The truth was simply that Lucien had had the inspiration to make use of a mechanical toy, in the shape of a little carriage on wheels, a plaything that cost nineteen sous, and he had fitted the wheels, after providing them with paddles, to a boat hollowed out of a piece of wood. This was able to go about ten yards after being wound up. The only difficulty was that it was then necessary to hook back the boat with
à
pole, and every time this operation was repeated it threatened to submerge the vessel.

Paul and his two guests remained standing on the edge of the lake, petrified with astonishment. Louise, above all, with her eyes shining in her thin little face like a goat’s, was carried away by an inordinate desire to handle it. She stretched out her little hands, crying:

“I want it; I want it....”

Then she ran to Lucien, who had just drawn back the boat with the stick, in order to wind it up. Good-natured pleasure in their play drew them together. They treated each other with great familiarity.

“I made it myself, you know.”

“Oh, let me see! Give it to me.”

Lucien did not wish to do so, and at first he attempted to protect his property against the mischievous little hands.

“Ah, no; not that way; I have had so much trouble.

... You will break it. Let go.”

Nevertheless, he wished to please her; he found her gay and pleasant manner very attractive.

“I will make you another one, if you wish.”

And as he put the boat back in the water, and the wheels revolved anew, she acquiesced, she clapped her hands, and being pleased with him in her turn, she sat down beside him on the turf, and, growing very friendly, she refused to leave him.

Paul, who, being seven years old, was the eldest of the party, had a confused idea that he ought to obtain some information in regard to the strangers. He addressed himself to Antoinette, whose rosy, pretty face and good-natured air emboldened him.

“How old are you?” he asked.

“I am four years old; but papa says that I look as if I were six.”

“Who is your papa?”

“Papa is papa! How stupid you are to ask such a thing.”

She laughed so prettily that he found the answer sufficient, and did not inquire further. In his turn he seated himself beside her, and they were immediately the best friends in the world. She was so attractive, with her look of health, and her air of knowing everything, that he did not notice her shabby little woollen frock.
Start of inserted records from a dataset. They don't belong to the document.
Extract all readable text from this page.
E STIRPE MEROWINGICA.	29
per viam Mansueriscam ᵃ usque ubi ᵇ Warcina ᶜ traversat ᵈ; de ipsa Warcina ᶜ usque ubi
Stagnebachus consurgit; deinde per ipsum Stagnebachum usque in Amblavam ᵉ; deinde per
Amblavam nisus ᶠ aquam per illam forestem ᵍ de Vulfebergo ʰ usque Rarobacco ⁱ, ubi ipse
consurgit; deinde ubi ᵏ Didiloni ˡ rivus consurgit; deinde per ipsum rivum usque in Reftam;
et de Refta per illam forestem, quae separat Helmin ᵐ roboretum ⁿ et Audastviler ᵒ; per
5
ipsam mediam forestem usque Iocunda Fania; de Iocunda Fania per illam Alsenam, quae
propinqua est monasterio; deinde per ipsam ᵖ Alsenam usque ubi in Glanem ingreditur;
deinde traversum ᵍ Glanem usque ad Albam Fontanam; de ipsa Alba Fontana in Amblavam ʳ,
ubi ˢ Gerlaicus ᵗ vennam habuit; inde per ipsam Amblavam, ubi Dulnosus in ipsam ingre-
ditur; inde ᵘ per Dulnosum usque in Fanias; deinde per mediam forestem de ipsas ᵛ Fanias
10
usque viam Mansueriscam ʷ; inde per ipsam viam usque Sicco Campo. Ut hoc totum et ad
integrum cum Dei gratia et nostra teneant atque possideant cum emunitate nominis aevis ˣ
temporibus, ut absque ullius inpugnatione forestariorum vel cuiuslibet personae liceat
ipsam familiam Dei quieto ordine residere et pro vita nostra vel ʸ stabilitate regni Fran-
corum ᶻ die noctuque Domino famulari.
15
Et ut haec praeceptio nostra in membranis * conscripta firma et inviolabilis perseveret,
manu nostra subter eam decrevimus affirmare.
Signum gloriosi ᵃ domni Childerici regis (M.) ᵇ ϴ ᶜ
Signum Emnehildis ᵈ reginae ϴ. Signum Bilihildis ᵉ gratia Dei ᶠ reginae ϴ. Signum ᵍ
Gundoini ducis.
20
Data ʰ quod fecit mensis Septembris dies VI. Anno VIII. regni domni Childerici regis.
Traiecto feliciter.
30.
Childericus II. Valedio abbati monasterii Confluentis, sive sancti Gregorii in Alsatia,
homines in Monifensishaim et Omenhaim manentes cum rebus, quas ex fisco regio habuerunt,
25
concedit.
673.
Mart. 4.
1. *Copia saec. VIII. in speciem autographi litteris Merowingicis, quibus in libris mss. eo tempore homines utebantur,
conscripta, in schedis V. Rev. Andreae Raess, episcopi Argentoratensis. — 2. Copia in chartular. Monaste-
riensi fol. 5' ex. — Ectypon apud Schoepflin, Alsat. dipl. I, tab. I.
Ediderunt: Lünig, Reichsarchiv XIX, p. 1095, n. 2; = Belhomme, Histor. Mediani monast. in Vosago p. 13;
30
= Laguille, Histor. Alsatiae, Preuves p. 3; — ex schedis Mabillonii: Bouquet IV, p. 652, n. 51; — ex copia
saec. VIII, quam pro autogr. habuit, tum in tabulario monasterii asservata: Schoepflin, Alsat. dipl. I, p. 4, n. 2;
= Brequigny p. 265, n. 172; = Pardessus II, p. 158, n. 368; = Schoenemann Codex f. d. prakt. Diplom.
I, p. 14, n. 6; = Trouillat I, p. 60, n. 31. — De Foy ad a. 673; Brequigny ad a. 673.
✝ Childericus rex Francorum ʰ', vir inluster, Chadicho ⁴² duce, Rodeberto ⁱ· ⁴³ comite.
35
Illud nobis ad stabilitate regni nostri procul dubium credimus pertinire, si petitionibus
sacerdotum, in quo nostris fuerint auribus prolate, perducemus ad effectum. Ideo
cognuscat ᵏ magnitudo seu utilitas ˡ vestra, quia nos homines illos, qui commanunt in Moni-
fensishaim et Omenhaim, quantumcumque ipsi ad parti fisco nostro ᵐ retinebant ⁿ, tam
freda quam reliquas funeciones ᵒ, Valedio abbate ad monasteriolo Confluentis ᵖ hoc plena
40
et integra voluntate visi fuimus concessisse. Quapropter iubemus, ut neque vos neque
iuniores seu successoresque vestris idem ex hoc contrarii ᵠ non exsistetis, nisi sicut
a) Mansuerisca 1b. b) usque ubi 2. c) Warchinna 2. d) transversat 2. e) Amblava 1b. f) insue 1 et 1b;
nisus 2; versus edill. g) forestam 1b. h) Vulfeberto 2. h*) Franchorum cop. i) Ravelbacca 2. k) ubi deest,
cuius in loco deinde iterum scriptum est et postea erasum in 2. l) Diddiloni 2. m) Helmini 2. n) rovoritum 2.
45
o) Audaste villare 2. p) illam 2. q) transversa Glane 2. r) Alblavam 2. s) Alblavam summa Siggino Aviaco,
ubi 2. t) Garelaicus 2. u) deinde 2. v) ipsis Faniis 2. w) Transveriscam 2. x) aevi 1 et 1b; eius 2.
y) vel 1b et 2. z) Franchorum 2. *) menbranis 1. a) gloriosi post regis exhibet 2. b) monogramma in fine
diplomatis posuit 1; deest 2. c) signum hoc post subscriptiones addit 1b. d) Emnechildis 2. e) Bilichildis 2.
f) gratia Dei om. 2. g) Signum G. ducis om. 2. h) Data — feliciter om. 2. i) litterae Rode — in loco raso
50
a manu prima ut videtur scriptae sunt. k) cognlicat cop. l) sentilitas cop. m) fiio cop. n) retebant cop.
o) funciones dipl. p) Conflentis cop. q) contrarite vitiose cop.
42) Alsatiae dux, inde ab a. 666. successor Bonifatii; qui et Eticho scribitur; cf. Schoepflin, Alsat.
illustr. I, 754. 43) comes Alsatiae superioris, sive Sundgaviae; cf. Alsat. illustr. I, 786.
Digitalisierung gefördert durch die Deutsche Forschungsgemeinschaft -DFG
“And you,” she asked, “is it your papa who owns all these trees? Ah, what a fine place you have to play in! We got in by that hole in the hedge, down below there.”

“They will not let me do that. They will not let me come here, because they are afraid that I might fall into the water. And yet it is so amusing! But we must not say anything about it, or they would punish us.”

At this moment a dramatic accident occurred. Nanet, fair and smiling, was much attracted by Nise, who was even fairer and more smiling than himself. They seemed like two playmates, and they ran towards each other at once, as if their meeting was a foreordained thing and they had expected it. Already they were holding each other’s hands, and they laughed in each other’s faces, making believe to push each other down. Then Nanet, who wished to seem like a man, cried:

“There is no need of a stick to get his boat.... I will go into the water for it.”

Nise, who had a weakness for unusual games, agreed to this proposal with enthusiasm.

“That’s it! We must go into the water, but we must take off our shoes.”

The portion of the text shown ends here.